Im Übrigen gilt tatsächlich: Nachdem wieder mehr Menschen im öffentlichen Verkehrsraum unterwegs sind, nehmen sie auch unweigerlich Einfluss auf die Verkehrsunfallentwicklung. Wir verzeichneten sowohl im Stadtgebiet als auch auf den ostwestfälischen Autobahnabschnitten mehr Verkehrsunfälle mit Personenschaden und mehr Verunglückte – bei Leichtverletzten sowie bei Schwerverletzten. Im Stadtgebiet stieg die Anzahl der Verkehrsunfälle – anders als auf den Autobahnen – insgesamt an.

Im Einzelnen zu den Entwicklungen im Stadtgebiet jetzt in Zahlen:

Im Stadtgebiet ereigneten sich insgesamt 9.001 Verkehrsunfälle, das sind 16,3% mehr als im Vorjahr. Es ereigneten sich 15,9% mehr Verkehrsunfälle mit Personenschaden, und 15% mehr Menschen verunglückten. Hierbei ist zu beachten, dass wir im Jahr 2021 Tiefststände verzeichnen konnten, in 2022 befinden sich diese Zahlen nun wieder auf Vor-Corona-Niveau.
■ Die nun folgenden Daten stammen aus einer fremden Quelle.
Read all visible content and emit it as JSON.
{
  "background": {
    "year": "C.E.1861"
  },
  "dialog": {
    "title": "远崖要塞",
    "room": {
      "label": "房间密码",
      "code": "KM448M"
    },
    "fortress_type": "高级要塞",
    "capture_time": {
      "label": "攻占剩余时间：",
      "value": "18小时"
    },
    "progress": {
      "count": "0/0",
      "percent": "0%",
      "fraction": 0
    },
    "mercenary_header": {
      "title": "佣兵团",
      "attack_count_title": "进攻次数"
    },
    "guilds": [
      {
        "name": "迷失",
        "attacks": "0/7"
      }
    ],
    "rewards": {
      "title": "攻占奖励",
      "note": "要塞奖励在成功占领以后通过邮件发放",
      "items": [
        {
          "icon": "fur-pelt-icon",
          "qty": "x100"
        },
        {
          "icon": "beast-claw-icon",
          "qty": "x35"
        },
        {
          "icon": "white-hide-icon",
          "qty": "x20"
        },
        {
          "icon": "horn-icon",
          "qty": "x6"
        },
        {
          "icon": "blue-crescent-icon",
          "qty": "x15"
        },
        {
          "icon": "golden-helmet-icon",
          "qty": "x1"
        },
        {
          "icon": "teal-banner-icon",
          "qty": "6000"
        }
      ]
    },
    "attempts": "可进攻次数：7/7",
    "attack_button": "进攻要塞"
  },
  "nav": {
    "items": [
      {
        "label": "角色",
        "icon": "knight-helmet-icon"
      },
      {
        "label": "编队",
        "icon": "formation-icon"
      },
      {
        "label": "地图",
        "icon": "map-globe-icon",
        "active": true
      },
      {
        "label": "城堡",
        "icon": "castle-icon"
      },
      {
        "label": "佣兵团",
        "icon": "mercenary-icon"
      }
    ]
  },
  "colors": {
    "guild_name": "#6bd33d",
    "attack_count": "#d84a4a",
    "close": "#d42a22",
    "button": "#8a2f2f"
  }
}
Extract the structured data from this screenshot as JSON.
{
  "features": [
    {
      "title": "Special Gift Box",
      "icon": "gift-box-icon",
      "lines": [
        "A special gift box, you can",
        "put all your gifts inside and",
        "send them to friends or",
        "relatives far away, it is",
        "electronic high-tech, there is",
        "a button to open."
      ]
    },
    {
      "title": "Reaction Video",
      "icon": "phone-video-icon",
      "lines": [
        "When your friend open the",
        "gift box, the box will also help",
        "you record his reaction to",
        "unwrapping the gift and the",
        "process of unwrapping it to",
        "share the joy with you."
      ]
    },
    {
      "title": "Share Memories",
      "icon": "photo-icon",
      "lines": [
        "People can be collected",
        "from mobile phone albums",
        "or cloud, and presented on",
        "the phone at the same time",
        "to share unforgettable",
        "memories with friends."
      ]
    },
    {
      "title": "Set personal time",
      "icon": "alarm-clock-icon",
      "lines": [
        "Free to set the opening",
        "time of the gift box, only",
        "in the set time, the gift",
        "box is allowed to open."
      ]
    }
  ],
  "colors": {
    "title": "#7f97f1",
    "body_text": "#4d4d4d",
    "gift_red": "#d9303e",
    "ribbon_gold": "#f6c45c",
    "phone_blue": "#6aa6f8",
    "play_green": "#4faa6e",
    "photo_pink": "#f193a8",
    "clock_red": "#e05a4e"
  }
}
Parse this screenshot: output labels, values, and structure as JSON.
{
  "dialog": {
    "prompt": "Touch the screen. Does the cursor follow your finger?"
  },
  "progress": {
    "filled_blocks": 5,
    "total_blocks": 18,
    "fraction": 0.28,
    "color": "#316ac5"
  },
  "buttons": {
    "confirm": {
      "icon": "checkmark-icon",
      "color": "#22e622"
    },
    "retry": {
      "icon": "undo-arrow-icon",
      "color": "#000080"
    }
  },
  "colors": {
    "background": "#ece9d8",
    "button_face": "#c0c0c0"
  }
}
Die Unfallbelastung aller Zielgruppen wird ins Verhältnis gesetzt zu der  Einwohnerzahl, um sogenannte Verunglücktenhäufigkeitszahlen zu berechnen. Die VHZ für Bielefeld liegt 2022 unter dem Landesschnitt. Wir haben drei bei Verkehrsunfällen getötete Personen zu beklagen, das sind zwei weniger als im Vorjahr. Hierunter sind keine Kinder und Jugendlichen.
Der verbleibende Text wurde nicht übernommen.